C’est sous l’intitulé :‘’La qualité des métiers authentiques et modernes du bâtiment et de l’équipement, entre le levier de l’approche écologique et le défi de l’efficacité énergétique’’ que « l’Association Professionnelle des Métiers du Bâtiment et de l’équipement » et « l’Établissement Marocain d’Art et Concept » EMA Concept, organisent,  entre le 23 et le 28 avril 2019 sur la place El Amal à  Agadir, la troisième édition du " Salon National des Métiers du Bâtiment et de l'Equipement et de  l'Artisanat " .
Aussi convient il de préciser que  cette troisième  édition  adopte une approche organisationnelles qualitative globale, qui fait d’elle un rassemblement national avec des horizons internationaux, recevant les différant acteurs des services administratifs et productifs ainsi que des professionnels, des experts et des académiques, marocains et étrangers.

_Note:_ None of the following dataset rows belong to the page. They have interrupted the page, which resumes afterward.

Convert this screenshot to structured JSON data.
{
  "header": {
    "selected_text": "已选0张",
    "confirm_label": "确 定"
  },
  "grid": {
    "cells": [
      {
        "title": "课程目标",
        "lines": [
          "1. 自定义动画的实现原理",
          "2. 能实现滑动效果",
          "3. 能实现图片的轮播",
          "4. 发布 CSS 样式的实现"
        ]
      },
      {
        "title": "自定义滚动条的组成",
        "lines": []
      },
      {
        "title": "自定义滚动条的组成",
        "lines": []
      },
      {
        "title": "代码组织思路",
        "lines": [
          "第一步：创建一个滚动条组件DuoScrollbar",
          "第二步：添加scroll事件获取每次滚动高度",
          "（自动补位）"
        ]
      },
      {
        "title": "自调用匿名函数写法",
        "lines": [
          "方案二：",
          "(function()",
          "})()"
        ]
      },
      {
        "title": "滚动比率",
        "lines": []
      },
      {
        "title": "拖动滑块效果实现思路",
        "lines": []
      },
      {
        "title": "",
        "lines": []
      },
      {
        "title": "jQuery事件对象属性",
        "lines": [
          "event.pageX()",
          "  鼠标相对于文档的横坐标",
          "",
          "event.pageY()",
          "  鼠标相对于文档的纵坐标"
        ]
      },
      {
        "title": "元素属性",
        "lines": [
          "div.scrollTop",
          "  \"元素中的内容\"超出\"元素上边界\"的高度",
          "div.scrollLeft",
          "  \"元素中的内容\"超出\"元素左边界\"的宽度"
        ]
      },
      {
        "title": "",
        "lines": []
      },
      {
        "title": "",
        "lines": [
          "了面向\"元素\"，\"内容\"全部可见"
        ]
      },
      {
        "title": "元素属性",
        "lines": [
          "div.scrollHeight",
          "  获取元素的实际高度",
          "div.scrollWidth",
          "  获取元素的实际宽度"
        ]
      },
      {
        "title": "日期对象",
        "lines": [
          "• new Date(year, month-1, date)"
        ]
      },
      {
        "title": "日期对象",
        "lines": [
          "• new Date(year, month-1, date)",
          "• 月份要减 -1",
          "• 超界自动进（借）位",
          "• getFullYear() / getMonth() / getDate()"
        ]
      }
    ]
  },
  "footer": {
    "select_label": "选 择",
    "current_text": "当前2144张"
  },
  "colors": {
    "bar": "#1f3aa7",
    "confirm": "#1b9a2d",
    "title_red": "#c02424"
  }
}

A cet effet un communiqué de presse évoque la programmation de deux espaces dédiés à savoir : L’espace des séminaires, des ateliers professionnels, des ateliers de formation et des tables rondes académiques et professionnelles et  l’espace des expositions et des stands commerciales spécialisés dans un certain nombre de domaines dont : le domaine des services du bâtiment et de l’équipement; le domaine des énergies renouvelables; le domaine de la création et du soutien des PME; le domaine de la formation et de la qualification des ressources humaines et des expertises professionnelles et écologiques, pour le secteur du bâtiment et de l’équipement.
Sans oublier, précise-t-on de même source, que  dans le cadre de la journée d’ouverture du salon, cette troisième session aura le privilège d’organiser « le premier forum national pour le renforcement de la stratégie énergétique marocaine» intitulé « l’efficacité énergétique et l’approche écologique des métiers du bâtiment et de l’équipement, entre le fait actuel et les horizons.»
Et c’est d’ailleurs la raison pou laquelle l’Association et ses partenaires invitent tous les spécialistes, experts, universitaires, professionnels et artisans ainsi que les institutions et entreprises impliquées dans les secteurs de la construction, de la transformation et de l’énergie de prendre part à cet événement .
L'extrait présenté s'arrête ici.